A few limitations of this work must be considered. Firstly, the cross-sectional data used did not provide the ability to identify markers of survival [49]. A future longitudinal study could provide such data. Secondly, the clinical details were not available in every case studied. This restricted interpretation as to whether biopsy or resected tissue was studied.
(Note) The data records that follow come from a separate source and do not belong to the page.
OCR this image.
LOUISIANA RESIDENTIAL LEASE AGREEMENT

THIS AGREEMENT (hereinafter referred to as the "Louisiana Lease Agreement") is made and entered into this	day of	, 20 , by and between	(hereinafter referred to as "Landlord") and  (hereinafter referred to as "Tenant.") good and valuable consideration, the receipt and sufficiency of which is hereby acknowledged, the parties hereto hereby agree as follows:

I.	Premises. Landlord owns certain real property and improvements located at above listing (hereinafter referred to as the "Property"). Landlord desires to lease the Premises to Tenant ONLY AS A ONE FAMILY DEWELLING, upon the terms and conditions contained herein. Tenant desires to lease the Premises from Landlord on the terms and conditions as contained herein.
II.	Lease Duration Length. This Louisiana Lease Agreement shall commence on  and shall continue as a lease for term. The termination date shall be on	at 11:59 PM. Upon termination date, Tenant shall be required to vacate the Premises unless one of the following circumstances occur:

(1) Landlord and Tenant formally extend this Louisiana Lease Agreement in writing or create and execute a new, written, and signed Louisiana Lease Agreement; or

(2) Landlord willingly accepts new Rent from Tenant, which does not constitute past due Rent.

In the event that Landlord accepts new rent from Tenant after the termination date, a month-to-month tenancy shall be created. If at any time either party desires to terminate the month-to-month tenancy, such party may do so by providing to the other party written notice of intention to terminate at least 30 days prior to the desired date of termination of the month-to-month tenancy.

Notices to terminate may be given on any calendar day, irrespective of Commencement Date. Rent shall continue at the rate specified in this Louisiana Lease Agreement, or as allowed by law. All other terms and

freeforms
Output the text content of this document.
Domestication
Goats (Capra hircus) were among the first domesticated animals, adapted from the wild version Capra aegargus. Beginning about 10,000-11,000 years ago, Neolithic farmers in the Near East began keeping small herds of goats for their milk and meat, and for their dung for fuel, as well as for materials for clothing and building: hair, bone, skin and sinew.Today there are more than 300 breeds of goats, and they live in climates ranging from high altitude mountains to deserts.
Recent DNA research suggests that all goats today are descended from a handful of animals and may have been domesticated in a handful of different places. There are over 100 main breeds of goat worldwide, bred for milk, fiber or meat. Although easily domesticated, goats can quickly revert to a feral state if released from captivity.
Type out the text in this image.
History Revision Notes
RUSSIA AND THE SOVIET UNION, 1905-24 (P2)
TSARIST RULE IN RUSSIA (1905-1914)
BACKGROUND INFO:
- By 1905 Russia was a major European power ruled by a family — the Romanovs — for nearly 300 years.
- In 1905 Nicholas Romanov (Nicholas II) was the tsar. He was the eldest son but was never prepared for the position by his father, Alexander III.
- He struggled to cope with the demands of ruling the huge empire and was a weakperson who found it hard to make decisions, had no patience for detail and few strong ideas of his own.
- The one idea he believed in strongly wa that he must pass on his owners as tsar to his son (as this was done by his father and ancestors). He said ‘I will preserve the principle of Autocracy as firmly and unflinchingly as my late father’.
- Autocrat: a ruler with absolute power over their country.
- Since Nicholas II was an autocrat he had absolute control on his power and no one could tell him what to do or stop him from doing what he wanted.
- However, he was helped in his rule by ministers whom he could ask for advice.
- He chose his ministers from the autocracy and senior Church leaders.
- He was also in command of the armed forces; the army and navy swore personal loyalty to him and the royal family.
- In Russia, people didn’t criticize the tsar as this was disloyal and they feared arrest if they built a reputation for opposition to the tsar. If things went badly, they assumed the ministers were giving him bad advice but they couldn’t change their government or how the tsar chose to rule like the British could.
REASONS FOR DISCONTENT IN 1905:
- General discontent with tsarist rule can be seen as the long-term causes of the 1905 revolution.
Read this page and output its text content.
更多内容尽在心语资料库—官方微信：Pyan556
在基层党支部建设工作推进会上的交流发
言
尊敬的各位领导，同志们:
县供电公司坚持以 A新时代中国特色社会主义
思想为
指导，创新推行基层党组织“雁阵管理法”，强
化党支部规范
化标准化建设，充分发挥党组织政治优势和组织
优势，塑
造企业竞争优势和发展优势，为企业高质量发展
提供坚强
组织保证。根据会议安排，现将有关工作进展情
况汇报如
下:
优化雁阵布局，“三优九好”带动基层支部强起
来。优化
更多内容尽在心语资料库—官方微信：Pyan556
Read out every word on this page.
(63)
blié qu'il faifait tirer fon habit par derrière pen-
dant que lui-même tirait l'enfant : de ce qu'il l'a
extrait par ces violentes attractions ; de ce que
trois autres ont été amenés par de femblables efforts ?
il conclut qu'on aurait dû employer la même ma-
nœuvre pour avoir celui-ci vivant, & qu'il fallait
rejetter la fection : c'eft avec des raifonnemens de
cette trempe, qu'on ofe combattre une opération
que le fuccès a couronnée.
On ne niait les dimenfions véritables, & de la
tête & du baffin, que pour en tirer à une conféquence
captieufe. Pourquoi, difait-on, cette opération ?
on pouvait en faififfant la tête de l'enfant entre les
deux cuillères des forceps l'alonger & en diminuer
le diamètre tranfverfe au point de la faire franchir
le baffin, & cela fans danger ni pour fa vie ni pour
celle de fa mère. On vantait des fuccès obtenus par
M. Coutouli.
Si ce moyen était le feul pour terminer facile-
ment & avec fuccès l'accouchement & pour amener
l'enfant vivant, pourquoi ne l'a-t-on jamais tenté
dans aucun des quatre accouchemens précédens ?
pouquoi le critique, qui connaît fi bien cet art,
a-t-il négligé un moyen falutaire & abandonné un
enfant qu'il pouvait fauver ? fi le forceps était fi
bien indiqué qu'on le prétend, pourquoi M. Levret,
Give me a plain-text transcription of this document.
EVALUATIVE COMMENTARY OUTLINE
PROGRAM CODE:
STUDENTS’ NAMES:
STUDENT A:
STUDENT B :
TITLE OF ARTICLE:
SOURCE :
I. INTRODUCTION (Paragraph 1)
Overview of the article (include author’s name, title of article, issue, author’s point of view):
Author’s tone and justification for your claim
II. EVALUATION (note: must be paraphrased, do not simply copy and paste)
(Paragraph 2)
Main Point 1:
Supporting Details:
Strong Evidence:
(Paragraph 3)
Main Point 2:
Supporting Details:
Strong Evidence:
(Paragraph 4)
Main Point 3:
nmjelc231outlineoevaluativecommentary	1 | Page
Through the use of electronic operative records in our centre, any future such studies may be able to obtain more detailed neurosurgical information. Finally, the neuroradiologist’s report was derived from visual inspection of the MRI scans, rather than measurement of the same five metrics employed in the machine learning algorithm. Therefore, direct comparison was not possible, this may also be analysed in a future similar study. Nonetheless our premise was to provide an objective data-driven adjunct for the neuradiologist, particularly those without dedicated neuro-oncology training, rather than a potential replacement.

Conclusions

In conclusion, this study demonstrates the use of a machine learning algorithm, derived from a large dataset of ‘real word’ MRI scans, that can accurately classify WHO grade and IDH status in newly diagnosed gliomas. The minimal image processing performed in this study may facilitate translation of such an approach into clinical practice as an adjunct to a neuroradiologist to provide accurate and rapid objective reports in de novo gliomas.